One great books that has impacted my spiritual journey is "Knowing God" by J.I. Packer.  Packer writes that the chief end of our study of God is to know God better.  Not merely by understanding the doctrine of God's attributes, but to study to ultimately know the living God.  As one German theologian once remarked, the great travesty of theological study is that pastors and scholars often begin to talk about God in the third person, rather than the first person.  Meaning, its easy to talk about God like a specimen in a petri dish rather than talking to God in prayer. 

Packer states that the great rule for increased knowledge of God is mediation.  It is the business of turning truth about God into a matter of mediation before God, leading to prayer and praise.  He continues, "meditation is the activity of calling to mind, and thinking over, and dwelling on, and applying to oneself, the various things that one knows about the works and ways and purposes and promises of God.
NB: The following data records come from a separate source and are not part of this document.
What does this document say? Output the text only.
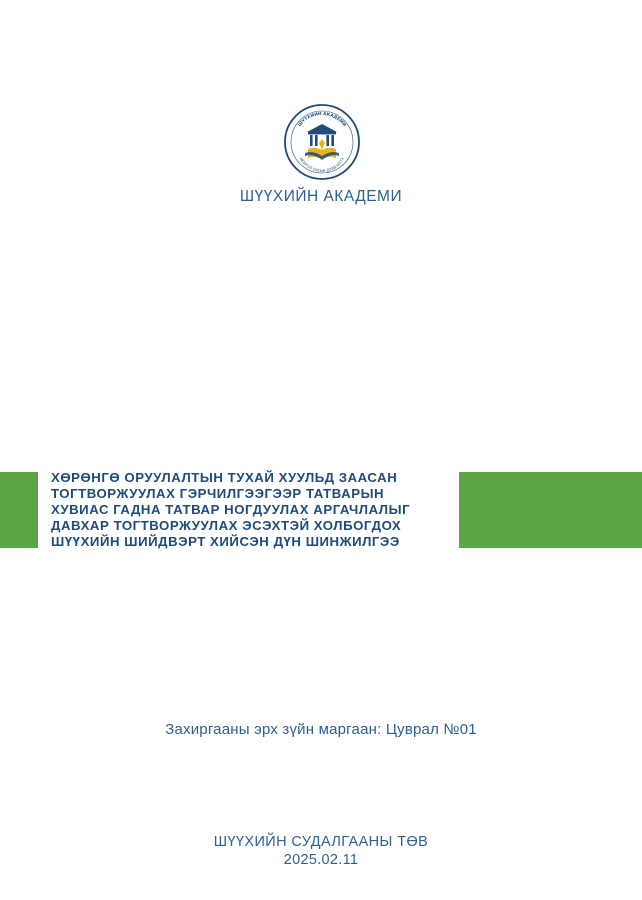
ШҮҮХИЙН АКАДЕМИ
МОНГОЛ УЛСЫН ДЭЭД ШҮҮХ
ШҮҮХИЙН АКАДЕМИ
ХӨРӨНГӨ ОРУУЛАЛТЫН ТУХАЙ ХУУЛЬД ЗААСАН
ТОГТВОРЖУУЛАХ ГЭРЧИЛГЭЭГЭЭР ТАТВАРЫН
ХУВИАС ГАДНА ТАТВАР НОГДУУЛАХ АРГАЧЛАЛЫГ
ДАВХАР ТОГТВОРЖУУЛАХ ЭСЭХТЭЙ ХОЛБОГДОХ
ШҮҮХИЙН ШИЙДВЭРТ ХИЙСЭН ДҮН ШИНЖИЛГЭЭ
Захиргааны эрх зүйн маргаан: Цуврал №01
ШҮҮХИЙН СУДАЛГААНЫ ТӨВ
2025.02.11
It is the activity of holy thought, consciously performing the presence of God, under the eye of God, by the help of God, as a means of communion with God."

As a pastor, I often feel hurried as I seek to delve into texts for preaching or learning.  Packer's admonition has been instructive to me to spend time in meditation, which is the pathway to genuine knowledge of the living God.  In Psalm 1:2, the writer of Psalm 1 not only delights in the LORD's law, but also meditates day and night. the blessed man "delights in the law of the LORD, and on his law he meditates day and night".  It is no coincidence that Psalm 1 and its focus on meditation is the introduction to a life of praise and knowledge of God through the Psalter.